Capital Structure And Dividend Payout Of Banks In Ghana

ABSTRACT

The study investigated the effect of Capital structure on dividend payout of banks in Ghana. The main objective of the study was to measure the directional relationship between three capital structure variables. The Capital structure variables used were short-term financial leverages, total financial leverage, equity risk exposure and dividend pay-out was measured using the dividend payout ratio. The study design was casual and panel data. Annual data for all the capital structure variables and dividend payout ratio were collected from 2002-2012 and the panel ordinary least square estimator was used to establish the relationship between capital structure and dividend payout. The results revealed that among the three capital structure variables used in the study, the short term financial leverage have a positive effect on dividend pay-out, the total financial leverage has a negative effect on dividend pay-out and the equity risk exposure had a negative effect on dividend pay-out too.

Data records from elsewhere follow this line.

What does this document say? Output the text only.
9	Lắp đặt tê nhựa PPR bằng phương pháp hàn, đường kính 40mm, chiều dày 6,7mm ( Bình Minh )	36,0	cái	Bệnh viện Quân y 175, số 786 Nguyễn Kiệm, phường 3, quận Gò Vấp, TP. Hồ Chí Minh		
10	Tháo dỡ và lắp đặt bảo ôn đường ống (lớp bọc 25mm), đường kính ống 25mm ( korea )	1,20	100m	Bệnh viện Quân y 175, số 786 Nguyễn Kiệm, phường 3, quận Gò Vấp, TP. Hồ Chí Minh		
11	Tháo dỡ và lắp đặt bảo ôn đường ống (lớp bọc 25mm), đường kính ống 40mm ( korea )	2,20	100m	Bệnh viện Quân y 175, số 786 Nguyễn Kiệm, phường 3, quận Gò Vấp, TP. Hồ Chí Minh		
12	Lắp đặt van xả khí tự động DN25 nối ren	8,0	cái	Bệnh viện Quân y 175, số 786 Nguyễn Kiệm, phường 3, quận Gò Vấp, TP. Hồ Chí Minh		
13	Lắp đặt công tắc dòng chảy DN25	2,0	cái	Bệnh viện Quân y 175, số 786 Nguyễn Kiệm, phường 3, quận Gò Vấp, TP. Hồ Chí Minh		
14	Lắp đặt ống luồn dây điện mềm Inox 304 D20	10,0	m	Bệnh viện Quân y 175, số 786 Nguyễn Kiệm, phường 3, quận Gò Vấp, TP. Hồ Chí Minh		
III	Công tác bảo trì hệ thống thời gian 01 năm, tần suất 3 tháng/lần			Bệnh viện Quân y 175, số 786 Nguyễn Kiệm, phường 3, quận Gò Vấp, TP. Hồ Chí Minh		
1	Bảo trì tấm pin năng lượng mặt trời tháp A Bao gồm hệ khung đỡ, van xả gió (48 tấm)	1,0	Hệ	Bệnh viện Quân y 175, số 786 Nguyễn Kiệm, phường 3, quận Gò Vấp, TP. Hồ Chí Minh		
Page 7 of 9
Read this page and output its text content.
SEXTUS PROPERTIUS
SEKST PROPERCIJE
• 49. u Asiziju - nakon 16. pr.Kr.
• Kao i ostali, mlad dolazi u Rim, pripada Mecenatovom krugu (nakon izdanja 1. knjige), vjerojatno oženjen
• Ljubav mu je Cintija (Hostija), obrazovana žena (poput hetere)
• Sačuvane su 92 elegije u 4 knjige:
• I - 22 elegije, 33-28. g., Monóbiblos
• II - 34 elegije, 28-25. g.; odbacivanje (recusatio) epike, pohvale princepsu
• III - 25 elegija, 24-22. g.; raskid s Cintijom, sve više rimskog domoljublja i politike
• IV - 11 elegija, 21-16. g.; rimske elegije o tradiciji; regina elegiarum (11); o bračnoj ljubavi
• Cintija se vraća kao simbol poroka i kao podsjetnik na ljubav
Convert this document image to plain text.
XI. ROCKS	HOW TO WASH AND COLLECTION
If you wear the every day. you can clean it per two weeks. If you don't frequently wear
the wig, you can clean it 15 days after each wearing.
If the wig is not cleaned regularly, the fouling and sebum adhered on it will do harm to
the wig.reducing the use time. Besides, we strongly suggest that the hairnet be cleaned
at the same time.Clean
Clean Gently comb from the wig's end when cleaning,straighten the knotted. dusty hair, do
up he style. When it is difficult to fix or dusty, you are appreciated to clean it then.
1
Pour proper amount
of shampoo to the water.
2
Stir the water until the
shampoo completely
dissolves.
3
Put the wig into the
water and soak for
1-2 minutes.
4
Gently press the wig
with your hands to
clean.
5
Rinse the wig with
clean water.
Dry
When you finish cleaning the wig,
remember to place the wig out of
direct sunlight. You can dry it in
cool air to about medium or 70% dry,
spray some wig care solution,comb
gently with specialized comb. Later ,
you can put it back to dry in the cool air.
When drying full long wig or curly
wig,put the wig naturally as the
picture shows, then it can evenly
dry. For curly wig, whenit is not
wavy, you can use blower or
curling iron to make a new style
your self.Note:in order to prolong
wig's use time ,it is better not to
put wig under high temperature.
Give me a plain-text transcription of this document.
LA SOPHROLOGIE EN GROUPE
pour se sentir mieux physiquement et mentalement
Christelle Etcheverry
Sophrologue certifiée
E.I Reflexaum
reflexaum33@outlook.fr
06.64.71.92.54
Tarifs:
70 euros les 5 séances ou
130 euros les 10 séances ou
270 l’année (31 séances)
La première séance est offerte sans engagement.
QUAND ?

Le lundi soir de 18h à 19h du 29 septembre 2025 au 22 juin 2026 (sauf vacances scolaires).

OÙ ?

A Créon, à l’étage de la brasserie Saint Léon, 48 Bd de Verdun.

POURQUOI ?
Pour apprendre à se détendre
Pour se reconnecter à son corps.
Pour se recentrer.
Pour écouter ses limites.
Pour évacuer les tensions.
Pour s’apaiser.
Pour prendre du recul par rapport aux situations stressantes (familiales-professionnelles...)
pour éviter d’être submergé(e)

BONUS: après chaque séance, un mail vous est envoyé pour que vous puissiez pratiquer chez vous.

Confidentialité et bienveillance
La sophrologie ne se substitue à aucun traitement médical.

Among the control variables used, age of the bank had a positive effect on dividend payout; profitability had a positive effect on dividend payout, bank size had a positive effect on dividend payout but bank growth has a negative effect on dividend payout. It is therefore conclude that banks in Ghana rely heavily on short term financial leverage to finance their operations and dividend hence it is recommended that the bank of Ghana should reduce the lending rate to the banks to reduce the current over reliance on short term debts.